Lohan está longe de ser a única. Também Amanda Bynes, que em tempos foi a estrelinha do canal Nickelodeon, está a seguir por um trilho atribulado, que já envolveu escrever tweets sem sentido e insultuosos e mudar drasticamente a sua aparência. Um dos casos mais flagrantes será, no entanto, o da cantora Miley Cyrus que fez de tudo para descolar da sua pessoa a imagem de uma menina inocente — a mesma que a catapultou para a fama. Mas, tal como refere o site Mic, o fenómeno vem detrás e, recuando no tempo, juntamos à mesma lista nomes tão famosos como Robert Downey Jr., Rob Lowe e Anthony Michael Hall. Isto sem esquecer que, aos 11 anos, Michael Jackson já era considerado pela Rolling Stone uma lenda viva.

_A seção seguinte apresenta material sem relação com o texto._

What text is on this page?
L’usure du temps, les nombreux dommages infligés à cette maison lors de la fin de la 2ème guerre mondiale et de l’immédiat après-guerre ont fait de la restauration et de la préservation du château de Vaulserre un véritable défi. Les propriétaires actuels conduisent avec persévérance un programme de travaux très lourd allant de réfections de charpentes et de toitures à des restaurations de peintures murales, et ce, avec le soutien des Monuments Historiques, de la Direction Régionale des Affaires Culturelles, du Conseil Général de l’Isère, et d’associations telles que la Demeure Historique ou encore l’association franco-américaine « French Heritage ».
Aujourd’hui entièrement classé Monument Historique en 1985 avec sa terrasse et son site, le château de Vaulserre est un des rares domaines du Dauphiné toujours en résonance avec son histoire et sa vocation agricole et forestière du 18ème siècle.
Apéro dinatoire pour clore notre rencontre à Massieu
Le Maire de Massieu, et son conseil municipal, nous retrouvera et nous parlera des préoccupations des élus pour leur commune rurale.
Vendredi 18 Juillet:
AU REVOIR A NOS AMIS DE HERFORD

“A família deve manter a vigilância, mesmo apostando no taleteno, e deve sempre prevalecer o bom senso”, diz a psicóloga Inês Afonso Marques. O mais provável é que o conselho não chegue até Millie, mas esperemos que a família dela aperte o cerco às extravagâncias da fama e que Millie continue a ser uma pré-adolescente com um talento inato para a representação.